Крыс уже занес заднюю лапку над муравьишками, но Слабачок заметил старую норку и шмыгнул в неё вместе с Кукляшкой.

Крыс наступил на то же место, где только что были муравьишки, но увидев, что ни на кого не наступила, стала своими длинными и острыми, как лезвие, когтями ещё обидчивее-энергичнее вспахивать землю и скашивать вокруг траву, повторяя:

– Я не крысятина, не крысятина! Я крыс, крыс сталегрыз Жигпшиг! – и убежал прочь.

А озорнишки из норки выбрались и путь свой продолжили.

О несчастье негодёвиков

– Оох, Слабачок, мы с тобой чуть не попали под пяту-коготь Сталегрыза, чуть не пропали!

– Всякое бывает. – Слабачок, как будто не волновался вовсе.

– Да, всякое, – пыталась успокоиться Кукляшка. И чтобы себя отвлечь от прошедшего страха, она решила продолжить предыдущую болтовню.

– А без счастья – никуда! – задорно произнесла Кукляшка.

– Никуда. А, куда?!. Без счастья, – согласился Слабачок.

– И, конечно, не о таком счастье мы говорим, какое у этих негодёвиков?!

– А у них не счастье, а несчастье, – уточнил Слабачок.

– Да, приносить беду и несчастье – это тоже несчастье, – согласилась Кукляшка.

– Несчастье – это быть негодяем, – подтвердил Слабачок.

– Только негодяи об этом не догадываются.

– Может, кто-то и знает, – предположил Слабачок.
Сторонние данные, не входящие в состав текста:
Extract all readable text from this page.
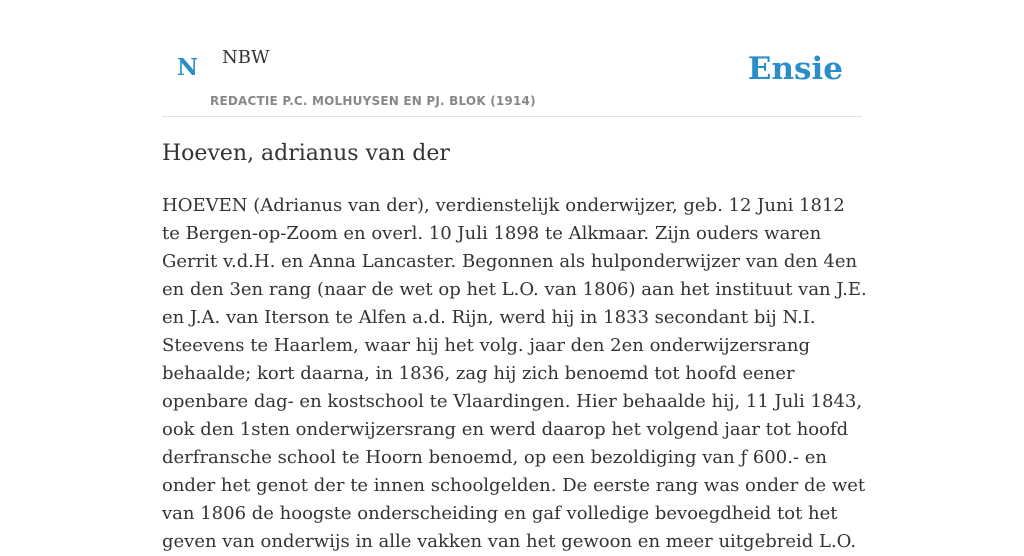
N NBW
REDACTIE P.C. MOLHUYSEN EN PJ. BLOK (1914)
Ensie
Hoeven, adrianus van der

HOEVEN (Adrianus van der), verdienstelijk onderwijzer, geb. 12 Juni 1812 te Bergen-op-Zoom en overl. 10 Juli 1898 te Alkmaar. Zijn ouders waren Gerrit v.d.H. en Anna Lancaster. Begonnen als hulponderwijzer van den 4en en den 3en rang (naar de wet op het L.O. van 1806) aan het instituut van J.E. en J.A. van Iterson te Alfen a.d. Rijn, werd hij in 1833 secondant bij N.I. Steevens te Haarlem, waar hij het volg. jaar den 2en onderwijzersrang behaalde; kort daarna, in 1836, zag hij zich benoemd tot hoofd eener openbare dag- en kostschool te Vlaardingen. Hier behaalde hij, 11 Juli 1843, ook den 1sten onderwijzersrang en werd daarop het volgend jaar tot hoofd derfransche school te Hoorn benoemd, op een bezoldiging van ƒ 600.- en onder het genot der te innen schoolgelden. De eerste rang was onder de wet van 1806 de hoogste onderscheiding en gaf volledige bevoegdheid tot het geven van onderwijs in alle vakken van het gewoon en meer uitgebreid L.O.
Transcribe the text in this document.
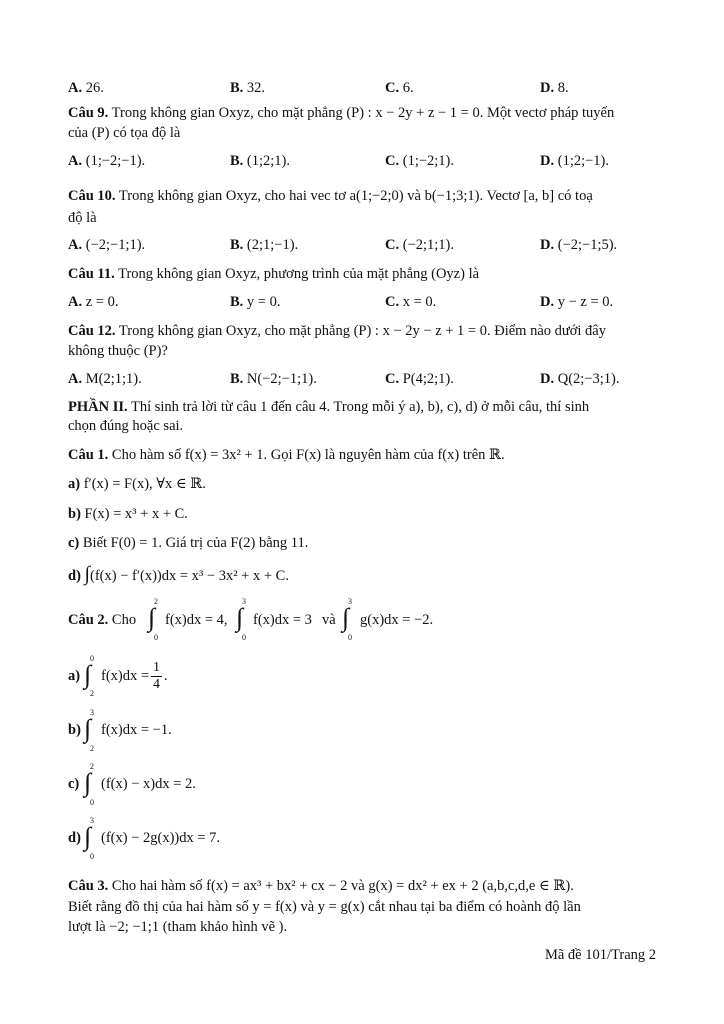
A. 26.	B. 32.	C. 6.	D. 8.
Câu 9. Trong không gian Oxyz, cho mặt phẳng (P) : x − 2y + z − 1 = 0. Một vectơ pháp tuyến
của (P) có tọa độ là
A. (1;−2;−1).	B. (1;2;1).	C. (1;−2;1).	D. (1;2;−1).
Câu 10. Trong không gian Oxyz, cho hai vec tơ a(1;−2;0) và b(−1;3;1). Vectơ [a, b] có toạ
độ là
A. (−2;−1;1).	B. (2;1;−1).	C. (−2;1;1).	D. (−2;−1;5).
Câu 11. Trong không gian Oxyz, phương trình của mặt phẳng (Oyz) là
A. z = 0.	B. y = 0.	C. x = 0.	D. y − z = 0.
Câu 12. Trong không gian Oxyz, cho mặt phẳng (P) : x − 2y − z + 1 = 0. Điểm nào dưới đây
không thuộc (P)?
A. M(2;1;1).	B. N(−2;−1;1).	C. P(4;2;1).	D. Q(2;−3;1).
PHẦN II. Thí sinh trả lời từ câu 1 đến câu 4. Trong mỗi ý a), b), c), d) ở mỗi câu, thí sinh
chọn đúng hoặc sai.
Câu 1. Cho hàm số f(x) = 3x² + 1. Gọi F(x) là nguyên hàm của f(x) trên ℝ.
a) f′(x) = F(x), ∀x ∈ ℝ.
b) F(x) = x³ + x + C.
c) Biết F(0) = 1. Giá trị của F(2) bằng 11.
d) ∫(f(x) − f′(x))dx = x³ − 3x² + x + C.
Câu 2. Cho
2
∫
0
f(x)dx = 4,
3
∫
0
f(x)dx = 3 và
3
∫
0
g(x)dx = −2.
a)
0
∫
2
$f(x)dx = \frac{1}{4}$ .
b)
3
∫
2
f(x)dx = −1.
c)
2
∫
0
(f(x) − x)dx = 2.
d)
3
∫
0
(f(x) − 2g(x))dx = 7.
Câu 3. Cho hai hàm số f(x) = ax³ + bx² + cx − 2 và g(x) = dx² + ex + 2 (a,b,c,d,e ∈ ℝ).
Biết rằng đồ thị của hai hàm số y = f(x) và y = g(x) cắt nhau tại ba điểm có hoành độ lần
lượt là −2; −1;1 (tham khảo hình vẽ ).
Mã đề 101/Trang 2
– Кто знает, тот наверно, самый несчастный из них, – уточнила Кукляшка.

– И самый несчастный на свете… – добавил Слабачок.

– Негодяй, который не хочет быть негодяем – это несчастный негодяй, – поддержала Кукляшка.

– Тогда ему не место среди негодёвиков, – предложил Слабачок.

– И такой негодяй может стать хорошим, – поддержала Кукляшка.

– И от осознанья того, что не делает больше несчастными других, сам может стать счастливым.

Кукляшка:

– Станет.

– Может.

– Только ему будет очень тяжело научиться плохо не делать.

Слабачок:

– Да. А для этого нужно научиться что-то делать.

Кукляшка:

– Поэтому плохо делать надо и не начинать. А эти негодёвики… помнишь, говорили, что несчастье других – их счастье.

Слабачок:

– Но моё высшее счастье, когда негодяев вообще не будет!

– И моё!

– Но негодяи будут всегда, и беды от них! – проявлял Слабачок недюжинную мудрость.

– Увы. Но их должно быть меньше! – не уставала Кукляшка за Слабачком делать выводы.

– Должно, должно, – подтверждал Слабачок.

– У тебя очень доброе сердце.

Слабачок:

– Но страданья других делают сильней к своим страданьям.

Кукляшка:

– Делают. Особенно, когда видишь, как другие борются со своими проблемами…

– … то хочется им подражать, – продолжил Слабачок.

– Да, Слабачок, да! – обрадовалась Кукляшка такому взаимопониманию.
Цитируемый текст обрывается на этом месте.